Schmiergeldverdacht bei Verkauf von U-Booten nach Portugal
München (dapd). Der Präsident der EU-Kommission und frühere portugiesische Premierminister José Manuel Barroso soll ohne sein Wissen und ohne eigene Schuld benutzt worden sein, um ein kriminelles Geschäft der deutschen Ferrostaal AG mit dem Staat Portugal anzuschieben. Das geht nach Informationen der "Süddeutschen Zeitung" (Samstagausgabe) aus der Anklage der Münchner Staatsanwaltschaft gegen frühere Ferrostaal-Manager wegen Korruption beim Verkauf von zwei U-Booten für 845 Millionen Euro nach Portugal hervor. Ferrostaal soll einem früheren deutschen Honorarkonsul von Portugal knapp 1,7 Millionen Euro für dessen Hilfe bei dem Geschäft gezahlt haben. Nach Ansicht der Staatsanwaltschaft sei das Schmiergeld gewesen.
Im Juli 2002 soll der damalige Konsul ein Treffen Barrosos mit einem früheren Ferrostaal-Manager in München organisiert haben. Was Barroso nicht wissen konnte: Der Honorarkonsul war nicht nur für Portugal tätig, sondern auch daran interessiert, von Ferrostaal zu kassieren. Nach Vorgesprächen und Vorleistungen habe der Honorarkonsul Anfang 2003 den erhofften Beratervertrag erhalten. Das Honorar von 1,7 Millionen Euro sei später gefolgt.
Die Münchner Staatsanwaltschaft betrachte den Konsul als "ausländischen Amtsträger", der von Ferrostaal nicht hätte engagiert und honoriert werden dürfen. Die Amtsträger-Eigenschaft des Konsuls für den portugiesischen Staat habe das Landgericht München bereits im Juni 2010 in einem Vorverfahren bejaht.

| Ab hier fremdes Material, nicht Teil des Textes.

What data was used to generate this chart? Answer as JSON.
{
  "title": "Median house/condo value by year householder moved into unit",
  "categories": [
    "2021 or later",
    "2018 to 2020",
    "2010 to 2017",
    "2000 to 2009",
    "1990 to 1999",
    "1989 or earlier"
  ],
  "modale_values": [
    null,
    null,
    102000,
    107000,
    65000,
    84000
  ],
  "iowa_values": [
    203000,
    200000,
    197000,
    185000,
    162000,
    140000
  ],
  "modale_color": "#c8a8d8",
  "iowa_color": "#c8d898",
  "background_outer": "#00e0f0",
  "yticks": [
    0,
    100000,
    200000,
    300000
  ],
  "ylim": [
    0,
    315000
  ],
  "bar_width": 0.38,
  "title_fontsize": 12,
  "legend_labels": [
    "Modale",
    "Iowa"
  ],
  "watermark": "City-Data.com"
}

In der Anklageschrift werde beschrieben, wie das Geschäft der Ferrostaal AG mit Portugal zustande gekommen sei. Der Honorarkonsul habe am 5. Juli 2002 in München ein Mittagessen mit Barroso und einem vormaligen Ferrostaal-Vorstand arrangiert, der vorher zu HDW gewechselt war. Die HDW, Howaldtswerke Deutsche Werft AG, hatte mit Ferrostaal und einer Tochter des Stahlkonzerns Thyssen das German Submarine Consortium (GSC) gebildet. Das GSC wollte U-Boote ins Ausland verkaufen. Als Ergebnis des Essens notierte der Konsul, Premier Barroso habe ihn ausdrücklich gebeten, das Thema GSC "weiterzuverfolgen und zu fördern". Das habe der Konsul später selbst bei Gericht vorgetragen, als er Ferrostaal verklagte, weil die Essener nicht genug Honorar gezahlt hätten.
Barroso erklärte dazu später, er habe in das U-Boot-Geschäft gar nicht eingegriffen. Portugal habe den Konsul sofort suspendiert, als die Münchner Staatsanwaltschaft begonnen hatte, zu ermitteln. Die portugiesische Botschaft in Berlin sagte jetzt der Zeitung, die Regierung in Lissabon sei "völlig überrascht" gewesen, als man von den Ferrostaal-Zahlungen für den Konsul erfahren habe. Davon habe man nichts gewusst.